You can then get an overview of your cluster with the show command. In the ideal case, the output reads as follows:
root@node1:~# /opt/mysql/server-5.7/bin/ndb_mgm -- NDB Cluster -- Management Client -- ndb_mgm> show Connected to Management Server at: 192.168.0.81:1186 Cluster Configuration --------------------- [ndbd(NDB)] 2 node(s) id=2 @192.168.0.82 (mysql-5.7.16 ndb-7.5.4, Nodegroup: 0, *) id=3 @192.168.0.83 (mysql-5.7.16 ndb-7.5.4, Nodegroup: 0) [ndb_mgmd(MGM)] 1 node(s) id=1 @192.168.0.81 (mysql-5.7.16 ndb-7.5.4) [mysqld(API)] 1 node(s) id=4 @192.168.0.81 (mysql-5.7.16 ndb-7.5.4)
Connecting to MySQL
Now that our cluster is up and running, we can interact with MySQL, by connecting to the MySQL server running on Node 1. In order to distribute the data automatically on the nodes, we need to utilise the NDB Engine when we create our tables. This is a distributed version of the InnoDB engine and comes with different features. A comparison is given here. Connect to the MySQL instance on Node 1 as you always would.

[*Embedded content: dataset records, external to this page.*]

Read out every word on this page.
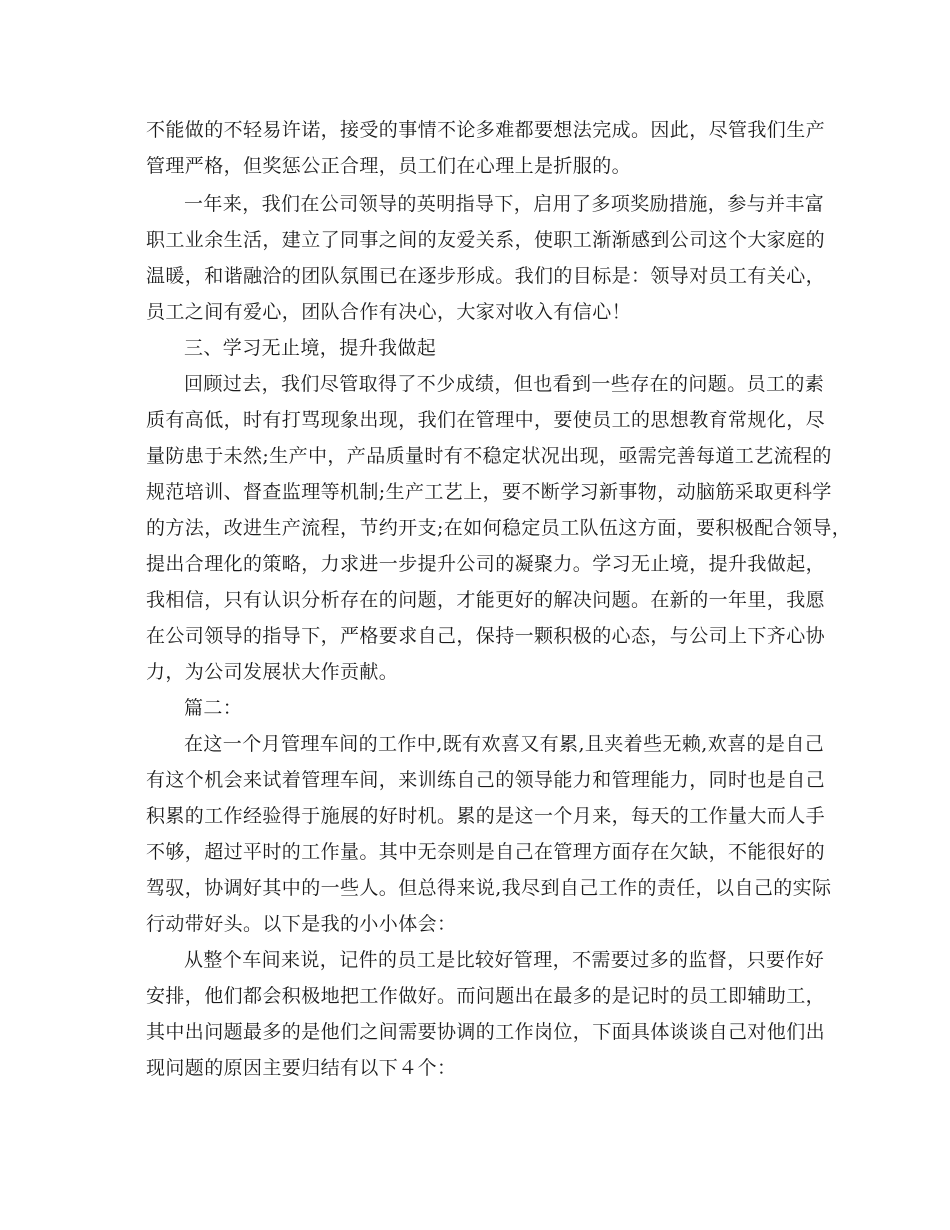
不能做的不轻易许诺，接受的事情不论多难都要想法完成。因此，尽管我们生产
管理严格，但奖惩公正合理，员工们在心理上是折服的。
一年来，我们在公司领导的英明指导下，启用了多项奖励措施，参与并丰富
职工业余生活，建立了同事之间的友爱关系，使职工渐渐感到公司这个大家庭的
温暖，和谐融洽的团队氛围已在逐步形成。我们的目标是：领导对员工有关心，
员工之间有爱心，团队合作有决心，大家对收入有信心！
三、学习无止境，提升我做起
回顾过去，我们尽管取得了不少成绩，但也看到一些存在的问题。员工的素
质有高低，时有打骂现象出现，我们在管理中，要使员工的思想教育常规化，尽
量防患于未然;生产中，产品质量时有不稳定状况出现，亟需完善每道工艺流程的
规范培训、督查监理等机制;生产工艺上，要不断学习新事物，动脑筋采取更科学
的方法，改进生产流程，节约开支;在如何稳定员工队伍这方面，要积极配合领导，
提出合理化的策略，力求进一步提升公司的凝聚力。学习无止境，提升我做起，
我相信，只有认识分析存在的问题，才能更好的解决问题。在新的一年里，我愿
在公司领导的指导下，严格要求自己，保持一颗积极的心态，与公司上下齐心协
力，为公司发展状大作贡献。
篇二：
在这一个月管理车间的工作中,既有欢喜又有累,且夹着些无赖,欢喜的是自己
有这个机会来试着管理车间，来训练自己的领导能力和管理能力，同时也是自己
积累的工作经验得于施展的好时机。累的是这一个月来，每天的工作量大而人手
不够，超过平时的工作量。其中无奈则是自己在管理方面存在欠缺，不能很好的
驾驭，协调好其中的一些人。但总得来说,我尽到自己工作的责任，以自己的实际
行动带好头。以下是我的小小体会：
从整个车间来说，记件的员工是比较好管理，不需要过多的监督，只要作好
安排，他们都会积极地把工作做好。而问题出在最多的是记时的员工即辅助工，
其中出问题最多的是他们之间需要协调的工作岗位，下面具体谈谈自己对他们出
现问题的原因主要归结有以下４个：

root@node1:~# mysql -u root -p Enter password:
Then we can create a test table to see of the system works properly. In contrast to replication, the nodes do not store the whole data each, but rather gets the data distributed over at least two nodes. This is also the reason why we need to have at least two nodes.
Sakila in the Cluster
We can use the famous Sakila database that is available from the MySQL web site to test our Cluster briefly. The following series of commands retrieves the database and imports it into our cluster.
# Fetch the data wget http://downloads.mysql.com/docs/sakila-db.tar.gz # Extract tar xvfz sakila-db.tar.gz cd sakila-db/ # Change the default engine with the cluster engine sed -i 's/engine=InnoDB/ndbcluster/g' sakila-schema.sql # Import schema and data mysql -u root -p < sakila-schema.sql mysql -u root -p sakila < sakila-data.sql
Now the data resides in our cluster and is distributed via our two nodes. We can run the following sample query and the system transparently gets the data from the two nodes.
USE sakila; SELECT CONCAT(customer.last_name, ', ', customer.first_name) AS customer, address.phone, film.title FROM rental INNER JOIN customer ON rental.customer_id = customer.customer_id INNER JOIN address ON customer.address_id = address.address_id INNER JOIN inventory ON rental.inventory_id = inventory.inventory_id INNER JOIN film ON inventory.film_id = film.film_id WHERE rental.return_date IS NULL AND rental_date + INTERVAL film.rental_duration DAY < CURRENT_DATE(); ... 183 rows in set (0.00 sec)
If you try to start the cluster before all components are up and ready, finding the error can be a bit tricky. In the following example, we did not start the data nodes. The MySQL API node is running, but it does not show up.
root@node1:~# /opt/mysql/server-5.7/bin/ndb_mgm -- NDB Cluster -- Management Client -- ndb_mgm> show Connected to Management Server at: 192.168.0.81:1186 Cluster Configuration --------------------- [ndbd(NDB)] 2 node(s) id=2 (not connected, accepting connect from 192.168.0.82) id=3 (not connected, accepting connect from 192.168.0.83) [ndb_mgmd(MGM)] 1 node(s) id=1 @192.168.0.81 (mysql-5.7.16 ndb-7.5.4) [mysqld(API)] 1 node(s) id=4 (not connected, accepting connect from 192.168.0.81)
Check the error log of the management cluster in that case. As long as the cluster does not consist of at least two data nodes and a MySQL API node, it will not start.